One of my grandmothers is celebrating her 90th birthday. It was a happy coincidence, as she was a farmer's daughter and then wife, that the four score years and ten coincided with the village school's harvest celebrations. They did some super singing, but we didn't get We Plough the Fields and Scatter. And Harvest festival at the church fell on the same day as a christening invitation, so another year has slipped by without a good sing of the favourite hymn.
Looking at the history of harvest festivals, I stumbled across something called Plough Sunday in January. This service, on the first Sunday after Epiphany, dates back to medieval times but is new to me. Apparently, in the olden days the parish's ploughs, bedecked with ribbons, would be dragged to church to be blessed. Then, on Plough Monday, the ploughs would be hauled around the village on the lookout for contributions to a night of ale drinking. There'd be a lot of recovery going on come Plough Tuesday, but then work would begin in earnest. Sounds what a lot of people could do with. A bit of a jolly before noses back to the grindstone.

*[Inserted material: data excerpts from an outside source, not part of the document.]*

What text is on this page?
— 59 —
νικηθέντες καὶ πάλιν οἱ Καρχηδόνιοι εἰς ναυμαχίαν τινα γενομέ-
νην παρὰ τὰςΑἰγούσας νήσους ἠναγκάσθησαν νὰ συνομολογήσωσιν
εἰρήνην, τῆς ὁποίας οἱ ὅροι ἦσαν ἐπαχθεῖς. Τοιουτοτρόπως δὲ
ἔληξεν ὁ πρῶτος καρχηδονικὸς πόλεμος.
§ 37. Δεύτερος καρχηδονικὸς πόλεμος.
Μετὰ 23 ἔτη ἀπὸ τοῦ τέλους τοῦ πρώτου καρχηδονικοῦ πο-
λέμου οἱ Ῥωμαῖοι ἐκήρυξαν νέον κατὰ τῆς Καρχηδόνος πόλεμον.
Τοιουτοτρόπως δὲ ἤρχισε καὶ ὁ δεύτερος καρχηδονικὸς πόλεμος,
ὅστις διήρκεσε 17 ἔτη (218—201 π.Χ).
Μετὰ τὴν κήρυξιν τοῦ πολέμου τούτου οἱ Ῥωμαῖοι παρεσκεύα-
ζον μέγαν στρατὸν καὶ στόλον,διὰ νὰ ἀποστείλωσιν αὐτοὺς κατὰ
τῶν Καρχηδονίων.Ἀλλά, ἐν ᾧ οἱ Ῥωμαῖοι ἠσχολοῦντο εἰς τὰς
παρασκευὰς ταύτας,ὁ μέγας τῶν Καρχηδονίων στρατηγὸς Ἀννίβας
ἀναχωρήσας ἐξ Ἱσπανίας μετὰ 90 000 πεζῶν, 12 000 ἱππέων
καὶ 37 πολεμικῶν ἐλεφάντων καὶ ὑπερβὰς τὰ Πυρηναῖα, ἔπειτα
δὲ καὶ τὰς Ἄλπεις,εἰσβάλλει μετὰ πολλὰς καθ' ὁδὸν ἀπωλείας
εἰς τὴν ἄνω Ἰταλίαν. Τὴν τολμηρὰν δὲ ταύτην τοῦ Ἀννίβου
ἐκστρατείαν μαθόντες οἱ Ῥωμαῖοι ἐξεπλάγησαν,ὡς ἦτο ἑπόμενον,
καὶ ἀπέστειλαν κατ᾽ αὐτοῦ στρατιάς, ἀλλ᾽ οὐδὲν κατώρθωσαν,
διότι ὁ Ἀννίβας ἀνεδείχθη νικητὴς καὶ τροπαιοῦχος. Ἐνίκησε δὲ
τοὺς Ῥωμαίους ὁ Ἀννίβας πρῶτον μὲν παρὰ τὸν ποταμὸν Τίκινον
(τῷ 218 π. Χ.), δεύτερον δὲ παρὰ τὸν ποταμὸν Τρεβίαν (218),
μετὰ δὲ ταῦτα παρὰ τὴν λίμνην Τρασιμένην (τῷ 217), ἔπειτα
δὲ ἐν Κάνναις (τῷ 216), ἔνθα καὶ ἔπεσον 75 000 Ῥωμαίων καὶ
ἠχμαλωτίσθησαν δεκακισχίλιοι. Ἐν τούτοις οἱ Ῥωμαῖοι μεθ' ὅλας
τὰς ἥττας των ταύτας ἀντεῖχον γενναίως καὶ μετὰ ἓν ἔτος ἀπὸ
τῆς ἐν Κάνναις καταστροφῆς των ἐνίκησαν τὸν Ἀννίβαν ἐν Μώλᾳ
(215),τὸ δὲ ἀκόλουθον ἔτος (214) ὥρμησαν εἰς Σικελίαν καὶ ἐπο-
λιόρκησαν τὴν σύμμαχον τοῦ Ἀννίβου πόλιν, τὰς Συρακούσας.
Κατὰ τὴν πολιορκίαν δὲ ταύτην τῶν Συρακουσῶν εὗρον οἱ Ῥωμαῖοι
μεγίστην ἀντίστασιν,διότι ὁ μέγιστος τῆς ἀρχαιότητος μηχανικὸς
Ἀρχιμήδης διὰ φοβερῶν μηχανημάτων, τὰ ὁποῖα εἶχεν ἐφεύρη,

There's a lot of talk about us rearing some pigs, and, with advocates getting excited about "filling the freezer", this Ken Dodd joke springs to mind.
"Tonight, when you get home, put a handful of ice cubes down your wife's nightie and say: 'There's the chest freezer you always wanted'.
As one critic of the octogenarian comedian's latest show put it, it's advice like that which will get us through these hard times.